Search hashtags and send people dissolvable messages. Like it's all within the app. And so I think that kind of takes away that one friction point of like, okay, now I've got to open another app. I already just talked to these same people. I never really got into Snapchat. But your family did. Do you guys still snap? Yeah, I definitely checked Snapchat once, two to three times a day. That's less than what it used to be. No, I feel like we looked at your phone use like back in the day. I do. I remember really like, I liked the subscriptions on Snapchat. Like I liked a lot of those. Like they're real trashy, but um, you know, it's different articles and entertainment. I recently not valid news by any means. You're like coming in with all the facts are just more than the trash, 100% like celebrity gossip.

But I do enjoy it. News is news. I stay up to date. I recently got, you know, we have a Snapchat rep and I, they sent me a bunch of docs cause I had a conversation with them of like, you know, kind of, it's a local thing, regional thing, but it's like hard, it's hard to get businesses to, to do ads on Snapchat and you know, we see the value but those trends in these conversations are, they're a tough sell. And so they sent me like every deck, every one cheater that they have like here, use this, like give this. And so I recently got just like reacclimated with Snapchat and some of the features, they've come a long way in tracking. Um, they have like swipe to call now for certain businesses and certain ad platforms. So I definitely wouldn't, you know, put that platform on a shelf.

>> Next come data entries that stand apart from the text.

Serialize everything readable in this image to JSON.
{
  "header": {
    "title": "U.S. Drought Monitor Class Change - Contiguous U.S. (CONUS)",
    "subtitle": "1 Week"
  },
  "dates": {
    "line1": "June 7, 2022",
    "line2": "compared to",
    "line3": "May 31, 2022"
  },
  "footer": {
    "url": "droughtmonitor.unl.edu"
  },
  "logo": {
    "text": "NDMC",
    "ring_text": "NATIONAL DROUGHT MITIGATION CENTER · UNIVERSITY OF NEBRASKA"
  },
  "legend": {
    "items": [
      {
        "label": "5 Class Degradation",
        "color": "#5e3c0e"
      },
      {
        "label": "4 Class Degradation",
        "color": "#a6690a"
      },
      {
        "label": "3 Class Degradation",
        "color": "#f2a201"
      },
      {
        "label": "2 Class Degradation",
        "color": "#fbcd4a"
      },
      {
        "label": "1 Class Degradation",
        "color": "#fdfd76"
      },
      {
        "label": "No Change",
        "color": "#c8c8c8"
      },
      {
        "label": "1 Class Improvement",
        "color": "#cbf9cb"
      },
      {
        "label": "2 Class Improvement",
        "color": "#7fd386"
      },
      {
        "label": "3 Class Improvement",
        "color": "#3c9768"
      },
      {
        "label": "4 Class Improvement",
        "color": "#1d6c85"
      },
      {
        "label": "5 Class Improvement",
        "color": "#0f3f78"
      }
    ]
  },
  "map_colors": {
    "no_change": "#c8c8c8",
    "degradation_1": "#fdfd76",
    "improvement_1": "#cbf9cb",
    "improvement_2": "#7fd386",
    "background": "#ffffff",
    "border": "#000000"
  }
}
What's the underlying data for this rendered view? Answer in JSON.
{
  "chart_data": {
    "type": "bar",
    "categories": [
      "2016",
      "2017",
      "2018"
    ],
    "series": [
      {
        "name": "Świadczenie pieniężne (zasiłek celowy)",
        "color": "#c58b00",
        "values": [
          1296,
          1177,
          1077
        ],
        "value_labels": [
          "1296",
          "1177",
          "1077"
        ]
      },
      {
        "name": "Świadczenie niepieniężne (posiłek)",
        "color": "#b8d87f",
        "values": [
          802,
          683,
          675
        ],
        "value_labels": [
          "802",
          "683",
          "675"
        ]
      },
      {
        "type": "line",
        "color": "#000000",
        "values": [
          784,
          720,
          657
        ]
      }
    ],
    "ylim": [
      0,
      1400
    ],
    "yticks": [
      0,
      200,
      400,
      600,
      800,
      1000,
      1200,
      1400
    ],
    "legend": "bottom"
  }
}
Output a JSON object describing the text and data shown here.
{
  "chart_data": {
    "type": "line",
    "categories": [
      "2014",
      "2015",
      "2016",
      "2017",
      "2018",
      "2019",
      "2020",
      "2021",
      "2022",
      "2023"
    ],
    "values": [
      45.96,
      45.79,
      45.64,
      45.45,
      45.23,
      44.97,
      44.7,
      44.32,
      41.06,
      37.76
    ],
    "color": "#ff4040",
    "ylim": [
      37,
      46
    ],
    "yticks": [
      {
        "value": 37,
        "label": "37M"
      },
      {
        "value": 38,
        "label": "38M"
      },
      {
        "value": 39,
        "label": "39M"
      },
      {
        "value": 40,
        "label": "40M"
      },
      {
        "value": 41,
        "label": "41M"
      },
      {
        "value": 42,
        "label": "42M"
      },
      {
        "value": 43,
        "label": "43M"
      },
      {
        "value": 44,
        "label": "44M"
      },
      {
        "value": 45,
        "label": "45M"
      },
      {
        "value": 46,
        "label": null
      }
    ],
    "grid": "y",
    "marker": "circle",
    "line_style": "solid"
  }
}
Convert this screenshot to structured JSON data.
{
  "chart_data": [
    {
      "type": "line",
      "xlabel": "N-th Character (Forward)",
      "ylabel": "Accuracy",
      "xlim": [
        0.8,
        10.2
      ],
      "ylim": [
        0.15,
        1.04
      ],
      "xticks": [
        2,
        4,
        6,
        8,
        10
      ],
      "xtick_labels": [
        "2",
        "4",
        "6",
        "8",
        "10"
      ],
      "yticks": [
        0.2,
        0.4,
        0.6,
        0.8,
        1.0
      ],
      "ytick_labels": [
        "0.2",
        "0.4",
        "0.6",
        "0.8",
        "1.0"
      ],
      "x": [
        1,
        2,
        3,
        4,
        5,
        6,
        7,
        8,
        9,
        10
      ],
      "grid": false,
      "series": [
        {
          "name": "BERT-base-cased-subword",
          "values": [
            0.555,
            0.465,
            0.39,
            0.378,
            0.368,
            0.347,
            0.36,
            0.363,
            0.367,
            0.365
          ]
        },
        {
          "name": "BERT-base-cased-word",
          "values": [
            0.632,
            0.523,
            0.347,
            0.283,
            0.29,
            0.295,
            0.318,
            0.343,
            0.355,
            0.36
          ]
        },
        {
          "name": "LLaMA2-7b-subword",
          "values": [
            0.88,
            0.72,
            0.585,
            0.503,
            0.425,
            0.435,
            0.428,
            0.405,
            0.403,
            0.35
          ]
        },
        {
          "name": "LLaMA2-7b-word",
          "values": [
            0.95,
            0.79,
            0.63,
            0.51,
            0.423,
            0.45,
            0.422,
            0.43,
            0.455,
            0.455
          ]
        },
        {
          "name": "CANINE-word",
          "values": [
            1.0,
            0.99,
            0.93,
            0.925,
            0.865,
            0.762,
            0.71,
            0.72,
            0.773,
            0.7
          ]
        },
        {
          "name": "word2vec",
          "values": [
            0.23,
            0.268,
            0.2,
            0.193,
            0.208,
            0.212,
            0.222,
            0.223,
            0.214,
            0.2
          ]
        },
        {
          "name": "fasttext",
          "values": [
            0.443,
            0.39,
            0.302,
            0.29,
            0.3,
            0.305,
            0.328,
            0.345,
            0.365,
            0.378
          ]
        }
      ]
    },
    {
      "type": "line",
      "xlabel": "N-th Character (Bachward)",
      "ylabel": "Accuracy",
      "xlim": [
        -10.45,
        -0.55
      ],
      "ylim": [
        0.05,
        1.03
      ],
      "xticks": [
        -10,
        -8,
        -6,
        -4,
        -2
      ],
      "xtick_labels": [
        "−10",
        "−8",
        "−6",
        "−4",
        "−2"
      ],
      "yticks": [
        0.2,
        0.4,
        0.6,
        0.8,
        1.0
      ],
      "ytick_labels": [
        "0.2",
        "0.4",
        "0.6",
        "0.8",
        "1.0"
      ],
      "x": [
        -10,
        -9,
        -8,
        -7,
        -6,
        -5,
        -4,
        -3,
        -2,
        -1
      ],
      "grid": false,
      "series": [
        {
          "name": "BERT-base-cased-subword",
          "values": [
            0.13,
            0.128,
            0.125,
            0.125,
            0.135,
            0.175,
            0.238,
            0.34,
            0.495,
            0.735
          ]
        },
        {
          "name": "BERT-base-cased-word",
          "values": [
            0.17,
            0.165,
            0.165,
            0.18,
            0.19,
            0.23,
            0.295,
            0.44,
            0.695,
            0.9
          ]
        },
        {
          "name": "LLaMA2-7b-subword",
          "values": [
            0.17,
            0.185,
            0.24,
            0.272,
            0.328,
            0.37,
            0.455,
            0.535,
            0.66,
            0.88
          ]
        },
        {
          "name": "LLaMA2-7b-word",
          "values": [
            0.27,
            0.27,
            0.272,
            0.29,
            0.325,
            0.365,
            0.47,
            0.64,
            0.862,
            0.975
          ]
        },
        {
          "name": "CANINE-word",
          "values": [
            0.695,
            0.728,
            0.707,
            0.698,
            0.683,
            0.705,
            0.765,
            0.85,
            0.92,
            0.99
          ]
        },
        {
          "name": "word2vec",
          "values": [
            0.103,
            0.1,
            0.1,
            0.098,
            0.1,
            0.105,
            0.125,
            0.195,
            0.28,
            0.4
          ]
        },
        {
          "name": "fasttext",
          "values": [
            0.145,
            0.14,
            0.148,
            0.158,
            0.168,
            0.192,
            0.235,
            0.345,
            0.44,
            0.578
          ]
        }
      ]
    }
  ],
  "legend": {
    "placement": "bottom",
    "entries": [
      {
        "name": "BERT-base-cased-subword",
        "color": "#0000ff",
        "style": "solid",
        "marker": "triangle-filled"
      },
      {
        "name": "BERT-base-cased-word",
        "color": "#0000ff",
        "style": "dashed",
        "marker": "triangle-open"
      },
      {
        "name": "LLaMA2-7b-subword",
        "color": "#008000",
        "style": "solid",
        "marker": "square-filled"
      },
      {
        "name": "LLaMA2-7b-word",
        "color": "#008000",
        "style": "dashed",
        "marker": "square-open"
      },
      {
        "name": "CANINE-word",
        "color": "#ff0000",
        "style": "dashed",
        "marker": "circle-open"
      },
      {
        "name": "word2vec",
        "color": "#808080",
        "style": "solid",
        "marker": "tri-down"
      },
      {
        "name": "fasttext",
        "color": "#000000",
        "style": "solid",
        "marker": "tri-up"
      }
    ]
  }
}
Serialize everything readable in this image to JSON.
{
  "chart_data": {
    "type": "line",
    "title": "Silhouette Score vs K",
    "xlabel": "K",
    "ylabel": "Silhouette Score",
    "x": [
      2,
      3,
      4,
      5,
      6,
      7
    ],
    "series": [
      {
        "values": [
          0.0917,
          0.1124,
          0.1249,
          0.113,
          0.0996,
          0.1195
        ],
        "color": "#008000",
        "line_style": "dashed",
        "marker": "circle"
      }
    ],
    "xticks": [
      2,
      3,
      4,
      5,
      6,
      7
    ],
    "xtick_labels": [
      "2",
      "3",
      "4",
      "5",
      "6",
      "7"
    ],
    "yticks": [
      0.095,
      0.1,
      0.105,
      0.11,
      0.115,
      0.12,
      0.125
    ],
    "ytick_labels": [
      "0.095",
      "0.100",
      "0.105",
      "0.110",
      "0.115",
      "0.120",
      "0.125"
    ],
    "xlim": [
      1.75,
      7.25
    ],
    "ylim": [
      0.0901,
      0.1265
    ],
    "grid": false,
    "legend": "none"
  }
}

I think using it as a business is really challenging. If you're going to go the organic strategy and like snap, like actually post consistently. But the ad platform is like an untapped like golden scenario that people are just not even talking about. It's cheap. The you can reach a ton of people locally, regionally. And the features are like they're really building in the features. Plus they, a lot of your, well you shouldn't make content that looks like ads, but you make things that look like you made them in Snapchat. They can be really a cheap strategy to make low barrier to entry and they do so well. Yeah, I mean just putting your face in there and telling people about your latest products. Selfie version. Yeah. It's so easy. And I do think that that works and there isn't a lot of local businesses on it. So it's a really great opportunity. And again, people are always worried that they can't reach the right people. Well, if you have ads, you just pick your age. If you're not trying to reach 20 year olds, just pick the 40 year old. I mean, it is what it is, and I think it's, you don't have to worry about that when you're targeting. Right. All right. Well, cool. That's the episode.